Lately I have been asking myself, “What sorts of things get discussed on the list and who participates in the discussion?” I thought I’d try to answer this question with a bit of text mining. This analysis only covers the current year to date, 2010.
Author names
Even though there are as many as 2,000 subscribers, only a tiny few actually post comments. The following pie and line charts illustrate the point without naming any names. As you can see, eleven (11) people contribute 50% of the postings.
11 people post 50% of the messages
The lie chart illustrates the same point differently; a few people post a lot. We definitely have a long tail going on here.
They definitely represent a long tail
Subject lines
The most frequently used individual subject line words more or less reflect traditional library cataloging practices. MARC. MODS. Cataloging. OCLC. But also notice how the word “impasse” is included. This may reflect something about the list.
The subject words look “traditional”
I’m not quite sure what to make of the most commonly used subject word bigrams.
‘Don’t know what to make of these bigrams
Body words
The most frequently used individual words in the body of the postings tell a nice story. Library. Information. Data. HTTP. But notice what is not there — books. I also don’t see things like collections, acquisitions, public, services, nor value or evaluation. Hmm…
The most frequently used bigrams in the body of the messages tell an even more interesting story because the they are dominated by the names of people and things.
The phrases “information services” and “technical services” do not necessarily fit my description. Using a concordance to see how these words were being used, I discovered they were overwhelmingly a part of one or more persons’ email signatures or job descriptions. Not what I was hoping for. (Sigh.)
Conclusions
Based on these observations, as well as my personal experience, I believe the NGC4Lib mailing list needs more balance. It needs more balance in a couple of ways:
- There are too few people who post the majority of the content. The opinions of eleven people do not, IMHO, represent the ideas and beliefs of more than 2,000. I am hoping these few people understand this and will moderate themselves accordingly.

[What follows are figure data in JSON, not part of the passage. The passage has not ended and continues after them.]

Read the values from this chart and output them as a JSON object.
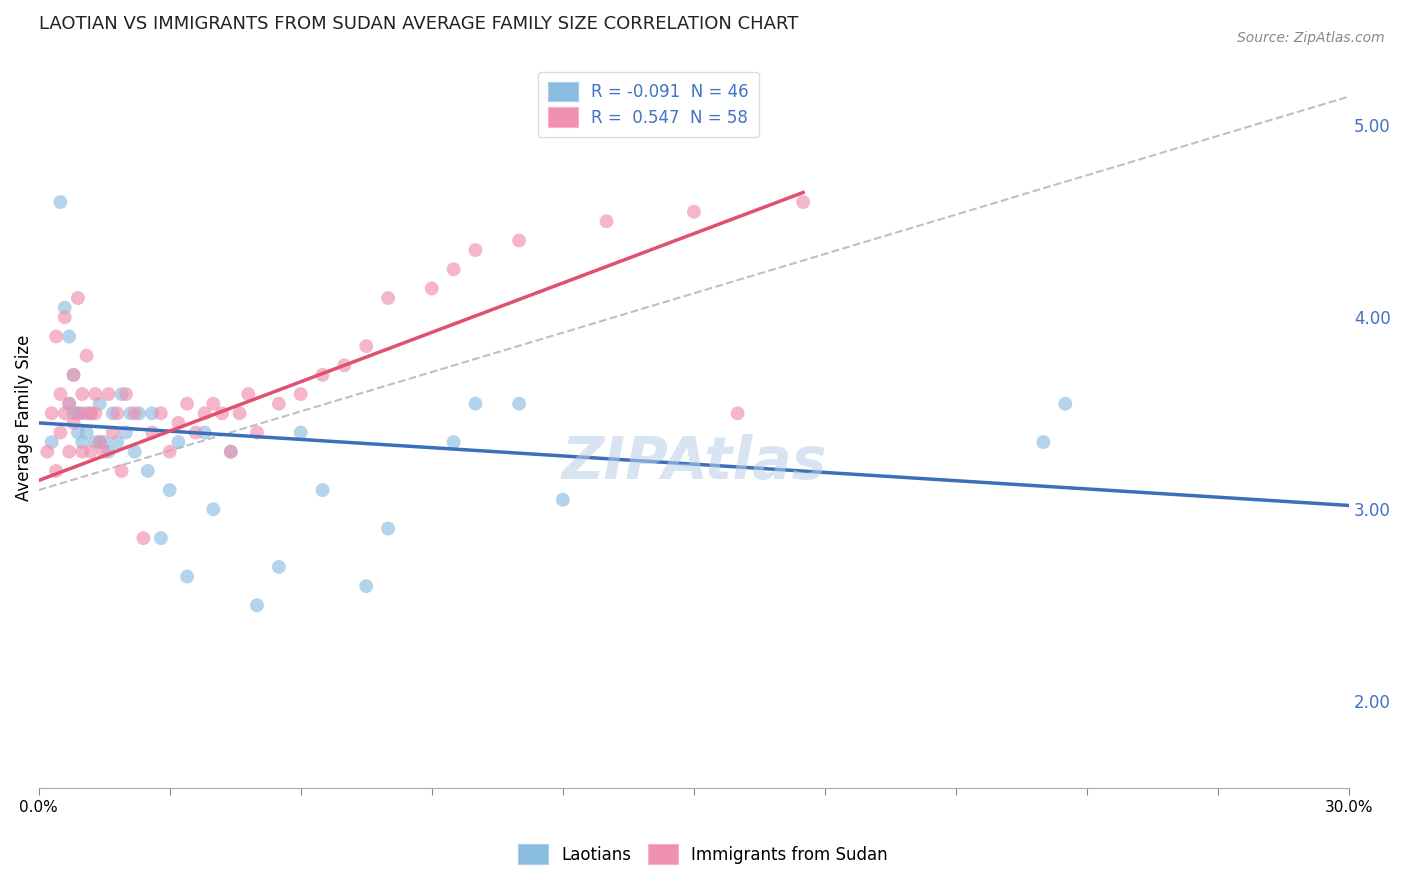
{
  "title": "LAOTIAN VS IMMIGRANTS FROM SUDAN AVERAGE FAMILY SIZE CORRELATION CHART",
  "source": "Source: ZipAtlas.com",
  "ylabel": "Average Family Size",
  "yticks": [
    2.0,
    3.0,
    4.0,
    5.0
  ],
  "xlim": [
    0.0,
    0.3
  ],
  "ylim": [
    1.55,
    5.4
  ],
  "legend_blue_label": "R = -0.091  N = 46",
  "legend_pink_label": "R =  0.547  N = 58",
  "watermark": "ZIPAtlas",
  "blue_color": "#8bbde0",
  "pink_color": "#f090b0",
  "blue_line_color": "#3b6fba",
  "pink_line_color": "#e05070",
  "dashed_line_color": "#c0c0c0",
  "blue_scatter_x": [
    0.003,
    0.005,
    0.006,
    0.007,
    0.007,
    0.008,
    0.008,
    0.009,
    0.009,
    0.01,
    0.01,
    0.011,
    0.012,
    0.013,
    0.014,
    0.014,
    0.015,
    0.016,
    0.017,
    0.018,
    0.019,
    0.02,
    0.021,
    0.022,
    0.023,
    0.025,
    0.026,
    0.028,
    0.03,
    0.032,
    0.034,
    0.038,
    0.04,
    0.044,
    0.05,
    0.055,
    0.06,
    0.065,
    0.075,
    0.08,
    0.095,
    0.1,
    0.11,
    0.12,
    0.23,
    0.235
  ],
  "blue_scatter_y": [
    3.35,
    4.6,
    4.05,
    3.55,
    3.9,
    3.5,
    3.7,
    3.4,
    3.5,
    3.35,
    3.5,
    3.4,
    3.5,
    3.35,
    3.55,
    3.35,
    3.35,
    3.3,
    3.5,
    3.35,
    3.6,
    3.4,
    3.5,
    3.3,
    3.5,
    3.2,
    3.5,
    2.85,
    3.1,
    3.35,
    2.65,
    3.4,
    3.0,
    3.3,
    2.5,
    2.7,
    3.4,
    3.1,
    2.6,
    2.9,
    3.35,
    3.55,
    3.55,
    3.05,
    3.35,
    3.55
  ],
  "pink_scatter_x": [
    0.002,
    0.003,
    0.004,
    0.004,
    0.005,
    0.005,
    0.006,
    0.006,
    0.007,
    0.007,
    0.008,
    0.008,
    0.009,
    0.009,
    0.01,
    0.01,
    0.011,
    0.011,
    0.012,
    0.012,
    0.013,
    0.013,
    0.014,
    0.015,
    0.016,
    0.017,
    0.018,
    0.019,
    0.02,
    0.022,
    0.024,
    0.026,
    0.028,
    0.03,
    0.032,
    0.034,
    0.036,
    0.038,
    0.04,
    0.042,
    0.044,
    0.046,
    0.048,
    0.05,
    0.055,
    0.06,
    0.065,
    0.07,
    0.075,
    0.08,
    0.09,
    0.095,
    0.1,
    0.11,
    0.13,
    0.15,
    0.16,
    0.175
  ],
  "pink_scatter_y": [
    3.3,
    3.5,
    3.2,
    3.9,
    3.4,
    3.6,
    3.5,
    4.0,
    3.3,
    3.55,
    3.45,
    3.7,
    3.5,
    4.1,
    3.6,
    3.3,
    3.5,
    3.8,
    3.5,
    3.3,
    3.5,
    3.6,
    3.35,
    3.3,
    3.6,
    3.4,
    3.5,
    3.2,
    3.6,
    3.5,
    2.85,
    3.4,
    3.5,
    3.3,
    3.45,
    3.55,
    3.4,
    3.5,
    3.55,
    3.5,
    3.3,
    3.5,
    3.6,
    3.4,
    3.55,
    3.6,
    3.7,
    3.75,
    3.85,
    4.1,
    4.15,
    4.25,
    4.35,
    4.4,
    4.5,
    4.55,
    3.5,
    4.6
  ],
  "blue_trend_x": [
    0.0,
    0.3
  ],
  "blue_trend_y": [
    3.45,
    3.02
  ],
  "pink_trend_x": [
    0.0,
    0.175
  ],
  "pink_trend_y": [
    3.15,
    4.65
  ],
  "dashed_trend_x": [
    0.0,
    0.3
  ],
  "dashed_trend_y": [
    3.1,
    5.15
  ]
}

- The discussion is too much focused, IMHO, on traditional library cataloging. There is so much more to the catalog than metadata. We need to be asking questions about what it contains, how that stuff is selected and how it gets in there, what the stuff is used for, and how all of this fits into the broader, worldwide information environment. We need to be discussing issues of collection and dissemination, not just organization. Put another way, I wish I had not used the word “catalog” in the name of the list because I think the word brings along too many connotations and preconceived ideas.
As the owner of the list, what will I do? Frankly, I don’t know. Your thoughts and comments are welcome.
Tags: NGC4Lib, text mining
[…] This post was mentioned on Twitter by infopeep, Becky Yoose. Becky Yoose said: Text mining against NGC4Lib ./2010/06/text-mining-against-ngc4lib/ […]
Eric, I’m guessing that your software only took into account words of 4 letters or more — because I looked for RDA and didn’t find it anywhere.
Karen, that is exactly correct. I removed all words from the output that were less than 4 characters long. By doing so I removed more noise than signal. It was a trade-off.
What’s traffic like? The fact that half the content comes from ‘just’ 11 members may not be that big of a deal in cases where monthly totals are that high.
Kind of skeptical that is only came from 11 members.